A Direção da Folha reconhece o abaixo-assinado como um instrumento legítimo de manifestação, mas afirma que o conteúdo vai contra a pluralidade e a defesa intransigente da liberdade de expressão, pilares do Projeto Folha.

"O abaixo-assinado erra, é parcial e faz acusações sem fundamento, três características indesejáveis em se tratando de profissionais do jornalismo. Erra ao sugerir que a Folha publicou artigos que relativizam ou fazem apologia do racismo, o que não aconteceu, até porque racismo é crime. É parcial ao omitir iniciativas que têm sido a prioridade do jornal nos últimos três anos. Acusa sem fundamento ao creditar a publicação de opiniões divergentes, que são a base do jornalismo defendido pelo jornal, a uma pretensa busca por audiência –os textos mencionados tiveram cerca de 1% da audiência total dos dias em que foram publicados", afirma Sérgio Dávila, diretor de Redação.

Será organizado um seminário interno para discutir pluralismo e a questão racial. Antonio Risério não quis comentar a polêmica provocada por seu artigo, assim como Demétrio Magnoli, colunista da Folha também citado no abaixo-assinado. Os jornalistas que assinaram o texto também não quiseram acrescentar declarações.

Leia íntegra do manifesto a favor de Antonio Risério aqui.

Leia íntegra da carta aberta de parte dos jornalistas da Folha aqui.

Leia a íntegra da resposta do diretor de Redação, Sérgio Dávila, e do editor da Ilustríssima, Marcos Augusto Gonçalves, abaixo.

"O abaixo-assinado é um instrumento legítimo de manifestação dos jornalistas sem cargo de confiança que ali colocaram seu nome. O recurso já foi usado em outros momentos da história da Folha. Também são saudáveis a crítica e a autocrítica, desde sempre estimuladas pelo jornal.
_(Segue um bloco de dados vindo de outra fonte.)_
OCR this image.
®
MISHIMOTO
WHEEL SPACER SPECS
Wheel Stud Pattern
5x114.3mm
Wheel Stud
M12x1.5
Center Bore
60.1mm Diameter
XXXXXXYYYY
O preocupante é o teor do texto, que vai contra um dos pontos basilares e inegociáveis do Projeto Folha: a pluralidade e a defesa intransigente da liberdade de expressão.

Além disso, o texto erra, é parcial e faz acusações sem fundamento, três características indesejáveis em se tratando de profissionais do jornalismo.
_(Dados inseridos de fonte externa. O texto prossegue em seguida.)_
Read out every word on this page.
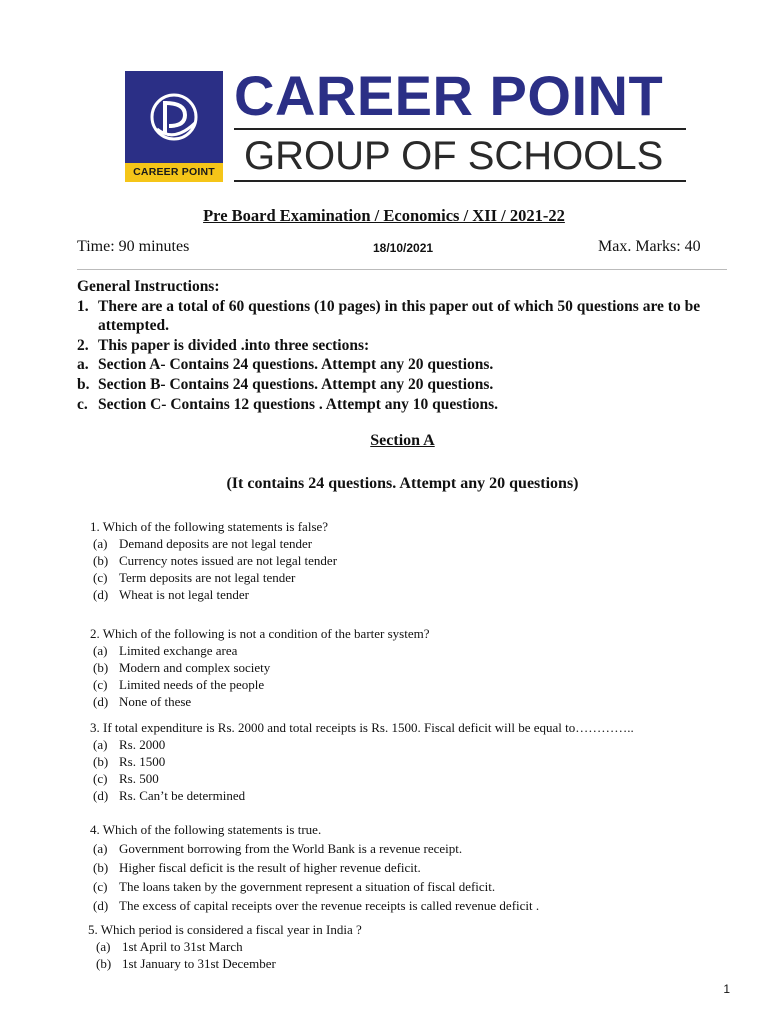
CAREER POINT
CAREER POINT
GROUP OF SCHOOLS
Pre Board Examination / Economics / XII / 2021-22
Time: 90 minutes	18/10/2021	Max. Marks: 40
General Instructions:
1. There are a total of 60 questions (10 pages) in this paper out of which 50 questions are to be attempted.
2. This paper is divided .into three sections:
a. Section A- Contains 24 questions. Attempt any 20 questions.
b. Section B- Contains 24 questions. Attempt any 20 questions.
c. Section C- Contains 12 questions . Attempt any 10 questions.
Section A
(It contains 24 questions. Attempt any 20 questions)
1. Which of the following statements is false?
(a) Demand deposits are not legal tender
(b) Currency notes issued are not legal tender
(c) Term deposits are not legal tender
(d) Wheat is not legal tender
2. Which of the following is not a condition of the barter system?
(a) Limited exchange area
(b) Modern and complex society
(c) Limited needs of the people
(d) None of these
3. If total expenditure is Rs. 2000 and total receipts is Rs. 1500. Fiscal deficit will be equal to…………..
(a) Rs. 2000
(b) Rs. 1500
(c) Rs. 500
(d) Rs. Can’t be determined
4. Which of the following statements is true.
(a) Government borrowing from the World Bank is a revenue receipt.
(b) Higher fiscal deficit is the result of higher revenue deficit.
(c) The loans taken by the government represent a situation of fiscal deficit.
(d) The excess of capital receipts over the revenue receipts is called revenue deficit .
5. Which period is considered a fiscal year in India ?
(a) 1st April to 31st March
(b) 1st January to 31st December
1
Erra ao sugerir que a Folha publicou artigos que relativizam ou fazem apologia do racismo, o que não aconteceu, até porque racismo é crime.
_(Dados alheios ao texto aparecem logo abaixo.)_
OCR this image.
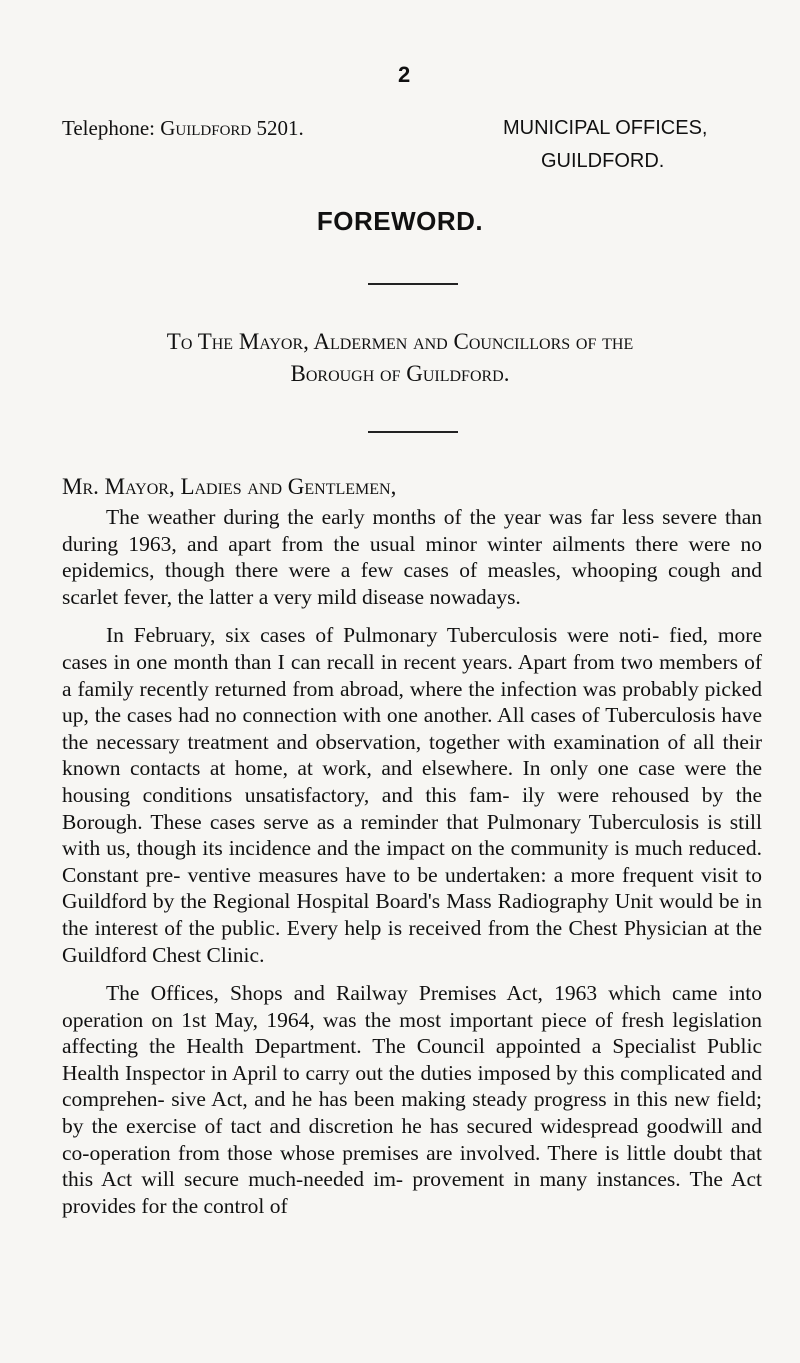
2
Telephone: Guildford 5201.	MUNICIPAL OFFICES,
GUILDFORD.
FOREWORD.
To The Mayor, Aldermen and Councillors of the
Borough of Guildford.
Mr. Mayor, Ladies and Gentlemen,

The weather during the early months of the year was far less severe than during 1963, and apart from the usual minor winter ailments there were no epidemics, though there were a few cases of measles, whooping cough and scarlet fever, the latter a very mild disease nowadays.

In February, six cases of Pulmonary Tuberculosis were noti- fied, more cases in one month than I can recall in recent years. Apart from two members of a family recently returned from abroad, where the infection was probably picked up, the cases had no connection with one another. All cases of Tuberculosis have the necessary treatment and observation, together with examination of all their known contacts at home, at work, and elsewhere. In only one case were the housing conditions unsatisfactory, and this fam- ily were rehoused by the Borough. These cases serve as a reminder that Pulmonary Tuberculosis is still with us, though its incidence and the impact on the community is much reduced. Constant pre- ventive measures have to be undertaken: a more frequent visit to Guildford by the Regional Hospital Board's Mass Radiography Unit would be in the interest of the public. Every help is received from the Chest Physician at the Guildford Chest Clinic.

The Offices, Shops and Railway Premises Act, 1963 which came into operation on 1st May, 1964, was the most important piece of fresh legislation affecting the Health Department. The Council appointed a Specialist Public Health Inspector in April to carry out the duties imposed by this complicated and comprehen- sive Act, and he has been making steady progress in this new field; by the exercise of tact and discretion he has secured widespread goodwill and co-operation from those whose premises are involved. There is little doubt that this Act will secure much-needed im- provement in many instances. The Act provides for the control of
É parcial ao omitir iniciativas que têm sido a prioridade do jornal nos últimos três anos, como a contratação de profissionais negros no elenco de colunistas, blogueiros e repórteres e a criação da editoria de Diversidade, a primeira do gênero na grande imprensa.

Acusa sem fundamento ao creditar a publicação de opiniões divergentes, que são a base do jornalismo defendido pelo jornal, a uma suposta busca por audiência –até porque os textos mencionados tiveram menos de 1% da audiência total dos dias em que foram publicados e em muitos casos levaram a cancelamentos de assinatura.

A Folha seguirá fazendo o jornalismo que a consagrou nos últimos 100 anos, com uma Redação que esteja disposta a implementar com profissionalismo os princípios defendidos por seu Projeto Editorial: um jornalismo crítico, apartidário, independente e pluralista."

Sérgio Dávila, diretor de Redação

"Como editor da Ilustríssima, considerei que o texto submetido a mim por Antonio Risério, por criticável que pudesse ser, se inscrevia nos limites do debate público, algo que infelizmente vem se estreitando nos últimos tempos, e não só no Brasil. O autor fala por si, tem uma história intelectual, acadêmica e política. Foi preso pela ditadura militar, estudou e publicou livros sobre as manifestações da cultura negra na Bahia e trabalhou com Gilberto Gil no Ministério da Cultura no governo do PT –partido com o qual passou a divergir posteriormente. Suas posições muito críticas sobre a ideologia identitária e seus dogmas o levaram a protagonista de polarizações com representantes desses movimentos.

Obviamente eu presumia que o texto provocaria reações, mas imaginava que viriam argumentos –o que seria uma contribuição para o debate. Infelizmente, não houve debate algum, mas um tsunami nas redes sociais para tentar silenciar e punir, como de hábito, o divergente. No caso, prevaleceu a acusação tida como verdade absoluta de que se tratou de uma manifestação ‘racista da Folha’. Respeito a posição do grupo expressivo de jornalistas que assinou a carta aberta, embora eu tenha sérias divergências conceituais sobre como e o que foi colocado."